Research Paper Volume 15, Issue 22 pp 13194—13212
Electroacupuncture ameliorates AOM/DSS-induced mice colorectal cancer by inhibiting inflammation and promoting autophagy via the SIRT1/miR-215/Atg14 axis
- 1 Department of Integrated Traditional Chinese and Western Medicine, Union Hospital, Tongji Medical College, Huazhong University of Science and Technology, Wuhan, Hubei 430022, China
- 2 Hong Kong Baptist University, Hong Kong, China
- 3 Rehabilitation Department of Traditional Chinese Medicine, Union Red Cross Hospital, Wuhan 430015, China
- 4 Department of Oncology, Hubei Provincial Hospital of Integrated Chinese and Western Medicine, Wuhan 430071, China
- 5 College of Acupuncture and Moxibustion and Orthopaedics, Hubei University of Chinese Medicine, Wuhan 430060, China
Received: July 13, 2023 Accepted: October 12, 2023 Published: November 22, 2023
https://doi.org/10.18632/aging.205236How to Cite
Copyright: © 2023 Li et al. This is an open access article distributed under the terms of the Creative Commons Attribution License (CC BY 4.0), which permits unrestricted use, distribution, and reproduction in any medium, provided the original author and source are credited.
Abstract
Colorectal cancer (CRC) is one of the most common tumors of the digestive tract, with the third-highest incidence and the second-highest mortality rate among all malignant tumors worldwide. However, treatment options for CRC remain limited. As a complementary therapy, acupuncture or electro-acupuncture (EA) has been widely applied in the treatment of various inflammation-related diseases, such as obesity, ulcerative colitis and tumors. Although numerous pre-clinical and clinical studies have investigated the beneficial effects of acupuncture on CRC, the mechanism underlying the therapeutic action of EA is largely unknown. Evidence from previous studies has revealed that SIRT1 participates in CRC progression by activating autophagy-related miRNAs.

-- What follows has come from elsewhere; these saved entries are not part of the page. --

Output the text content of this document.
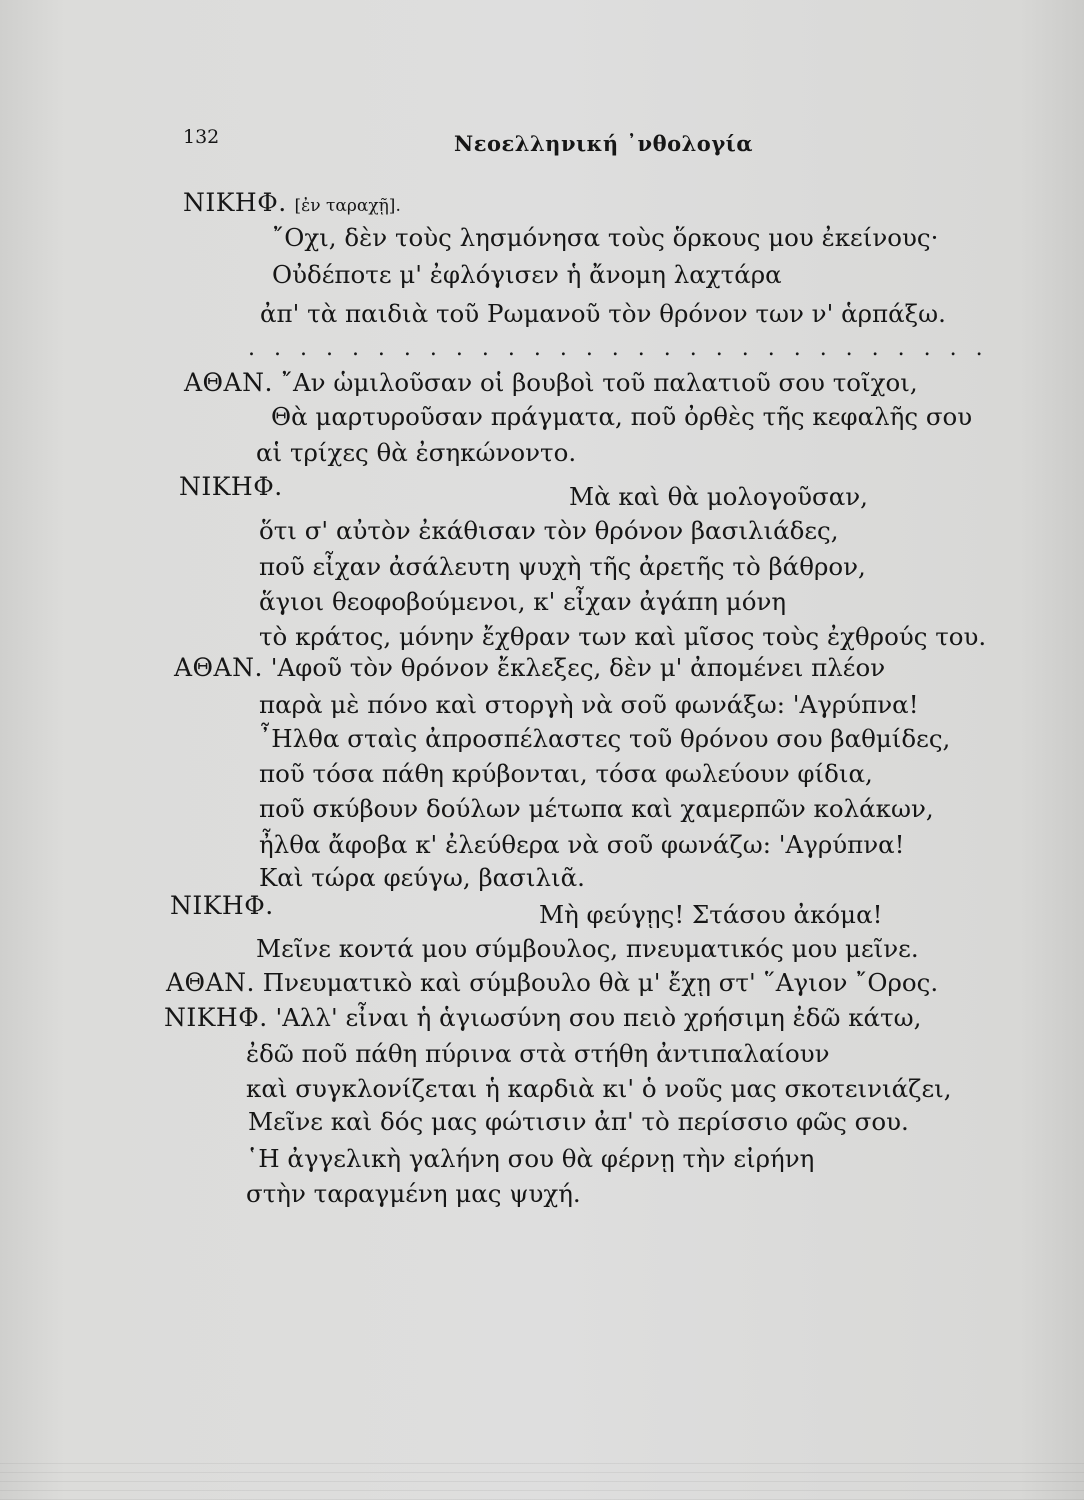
132	Νεοελληνική ᾿νθολογία
ΝΙΚΗΦ. [ἐν ταραχῇ].
῎Οχι, δὲν τοὺς λησμόνησα τοὺς ὅρκους μου ἐκείνους·
Οὐδέποτε μ' ἐφλόγισεν ἡ ἄνομη λαχτάρα
ἀπ' τὰ παιδιὰ τοῦ Ρωμανοῦ τὸν θρόνον των ν' ἁρπάξω.
. . . . . . . . . . . . . . . . . . . . . . . . . . . . .
ΑΘΑΝ. ῎Αν ὡμιλοῦσαν οἱ βουβοὶ τοῦ παλατιοῦ σου τοῖχοι,
Θὰ μαρτυροῦσαν πράγματα, ποῦ ὀρθὲς τῆς κεφαλῆς σου
αἱ τρίχες θὰ ἐσηκώνοντο.
ΝΙΚΗΦ.	Μὰ καὶ θὰ μολογοῦσαν,
ὅτι σ' αὐτὸν ἐκάθισαν τὸν θρόνον βασιλιάδες,
ποῦ εἶχαν ἀσάλευτη ψυχὴ τῆς ἀρετῆς τὸ βάθρον,
ἅγιοι θεοφοβούμενοι, κ' εἶχαν ἀγάπη μόνη
τὸ κράτος, μόνην ἔχθραν των καὶ μῖσος τοὺς ἐχθρούς του.
ΑΘΑΝ. 'Αφοῦ τὸν θρόνον ἔκλεξες, δὲν μ' ἀπομένει πλέον
παρὰ μὲ πόνο καὶ στοργὴ νὰ σοῦ φωνάξω: 'Αγρύπνα!
῏Ηλθα σταὶς ἀπροσπέλαστες τοῦ θρόνου σου βαθμίδες,
ποῦ τόσα πάθη κρύβονται, τόσα φωλεύουν φίδια,
ποῦ σκύβουν δούλων μέτωπα καὶ χαμερπῶν κολάκων,
ἦλθα ἄφοβα κ' ἐλεύθερα νὰ σοῦ φωνάζω: 'Αγρύπνα!
Καὶ τώρα φεύγω, βασιλιᾶ.
ΝΙΚΗΦ.	Μὴ φεύγῃς! Στάσου ἀκόμα!
Μεῖνε κοντά μου σύμβουλος, πνευματικός μου μεῖνε.
ΑΘΑΝ. Πνευματικὸ καὶ σύμβουλο θὰ μ' ἔχῃ στ' ῞Αγιον ῎Ορος.
ΝΙΚΗΦ. 'Αλλ' εἶναι ἡ ἁγιωσύνη σου πειὸ χρήσιμη ἐδῶ κάτω,
ἐδῶ ποῦ πάθη πύρινα στὰ στήθη ἀντιπαλαίουν
καὶ συγκλονίζεται ἡ καρδιὰ κι' ὁ νοῦς μας σκοτεινιάζει,
Μεῖνε καὶ δός μας φώτισιν ἀπ' τὸ περίσσιο φῶς σου.
῾Η ἀγγελικὴ γαλήνη σου θὰ φέρνῃ τὴν εἰρήνη
στὴν ταραγμένη μας ψυχή.
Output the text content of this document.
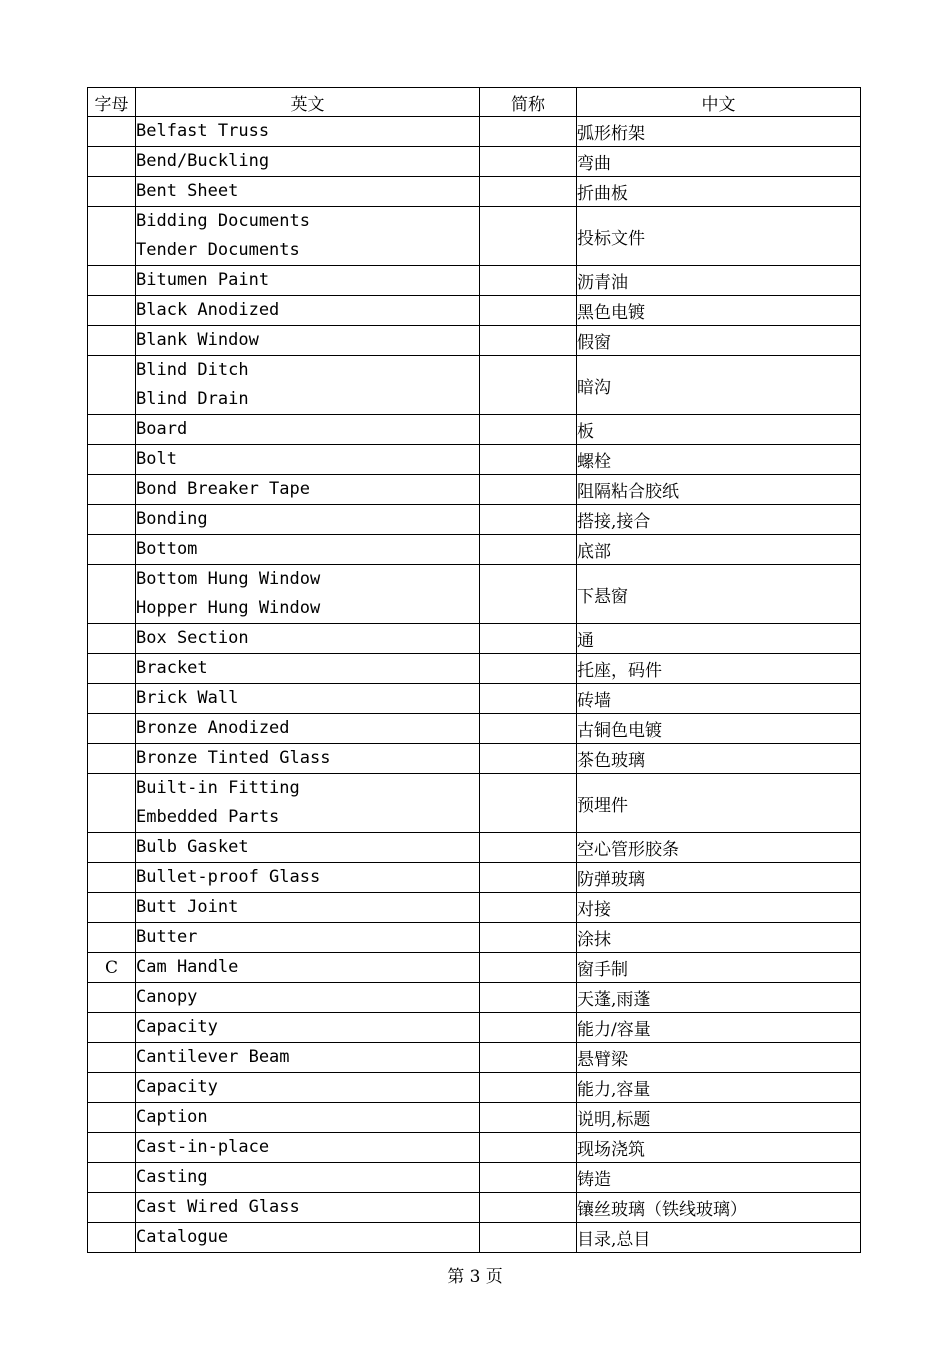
字母	英文	简称	中文

	Belfast Truss		弧形桁架

	Bend/Buckling		弯曲

	Bent Sheet		折曲板

	Bidding Documents
Tender Documents		投标文件

	Bitumen Paint		沥青油

	Black Anodized		黑色电镀

	Blank Window		假窗

	Blind Ditch
Blind Drain		暗沟

	Board		板

	Bolt		螺栓

	Bond Breaker Tape		阻隔粘合胶纸

	Bonding		搭接,接合

	Bottom		底部

	Bottom Hung Window
Hopper Hung Window		下悬窗

	Box Section		通

	Bracket		托座，码件

	Brick Wall		砖墙

	Bronze Anodized		古铜色电镀

	Bronze Tinted Glass		茶色玻璃

	Built-in Fitting
Embedded Parts		预埋件

	Bulb Gasket		空心管形胶条

	Bullet-proof Glass		防弹玻璃

	Butt Joint		对接

	Butter		涂抹
C	Cam Handle		窗手制

	Canopy		天蓬,雨蓬

	Capacity		能力/容量

	Cantilever Beam		悬臂梁

	Capacity		能力,容量

	Caption		说明,标题

	Cast-in-place		现场浇筑

	Casting		铸造

	Cast Wired Glass		镶丝玻璃（铁线玻璃）

	Catalogue		目录,总目
第 3 页
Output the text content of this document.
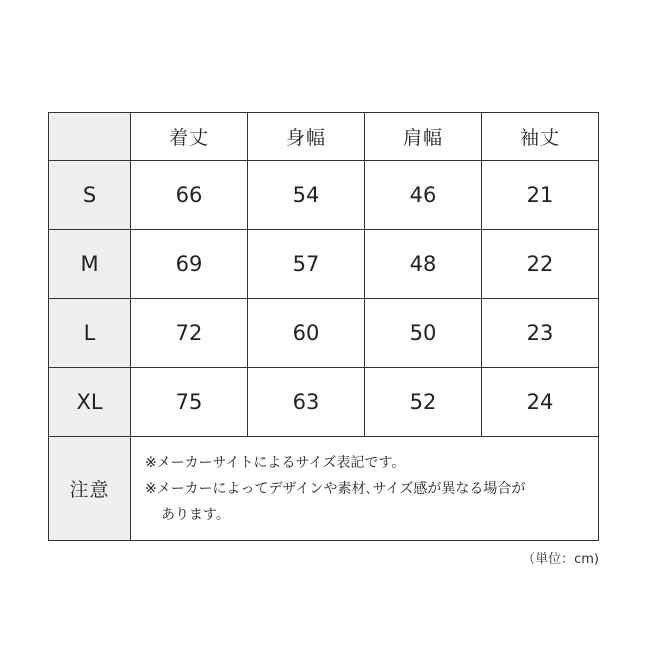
	着丈	身幅	肩幅	袖丈
S	66	54	46	21
M	69	57	48	22
L	72	60	50	23
XL	75	63	52	24
注意	※メーカーサイトによるサイズ表記です。
※メーカーによってデザインや素材､サイズ感が異なる場合が
あります。			
（単位：cm)
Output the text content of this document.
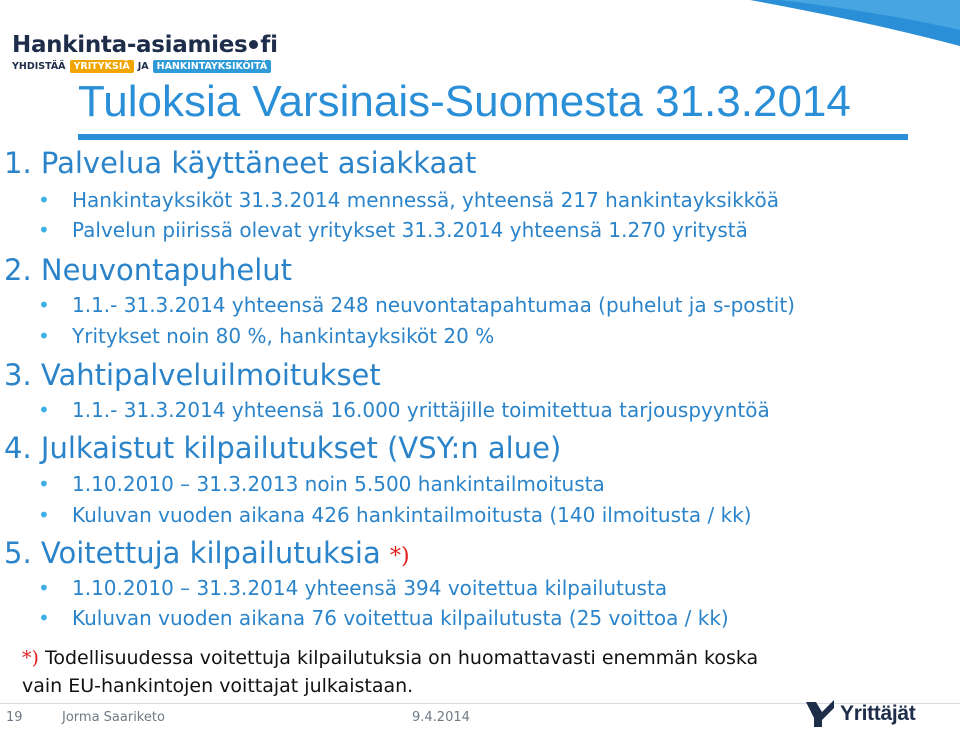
Hankinta-asiamies fi
YHDISTÄÄ YRITYKSIÄ JA HANKINTAYKSIKÖITÄ
Tuloksia Varsinais-Suomesta 31.3.2014
1. Palvelua käyttäneet asiakkaat
• Hankintayksiköt 31.3.2014 mennessä, yhteensä 217 hankintayksikköä
• Palvelun piirissä olevat yritykset 31.3.2014 yhteensä 1.270 yritystä
2. Neuvontapuhelut
• 1.1.- 31.3.2014 yhteensä 248 neuvontatapahtumaa (puhelut ja s-postit)
• Yritykset noin 80 %, hankintayksiköt 20 %
3. Vahtipalveluilmoitukset
• 1.1.- 31.3.2014 yhteensä 16.000 yrittäjille toimitettua tarjouspyyntöä
4. Julkaistut kilpailutukset (VSY:n alue)
• 1.10.2010 – 31.3.2013 noin 5.500 hankintailmoitusta
• Kuluvan vuoden aikana 426 hankintailmoitusta (140 ilmoitusta / kk)
5. Voitettuja kilpailutuksia *)
• 1.10.2010 – 31.3.2014 yhteensä 394 voitettua kilpailutusta
• Kuluvan vuoden aikana 76 voitettua kilpailutusta (25 voittoa / kk)
*) Todellisuudessa voitettuja kilpailutuksia on huomattavasti enemmän koska
vain EU-hankintojen voittajat julkaistaan.
19	Jorma Saariketo	9.4.2014	Yrittäjät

Using azoxymethane/dextran sulfate sodium- (AOM/DSS-) induced colorectal cancer model in mice, we explored whether EA treatment can inhibit inflammation and promote autophagy via the SIRT1/miR-215/Atg14 axis. Our results showed that EA notably alleviated the CRC in mice, by decreasing the tumor number and DAI scores, inflammation, and increasing body weight of mice. Besides, EA increased the expression of SIRT1 and autophagy. Further experiments showed that SIRT1 overexpression downregulated miR-215, and promoted the expression of Atg14, whereas SIRT1 knockdown induced opposite results. In conclusion, EA can ameliorate AOM/DSS-induced CRC through regulating the SIRT1-mediated miR-215/Atg14 axis by suppressing inflammation and promoting autophagy in mice. These findings reveal a potential molecular mechanism underlying the anti-CRC effect of EA indicating that EA is a promising therapeutic candidate for CRC.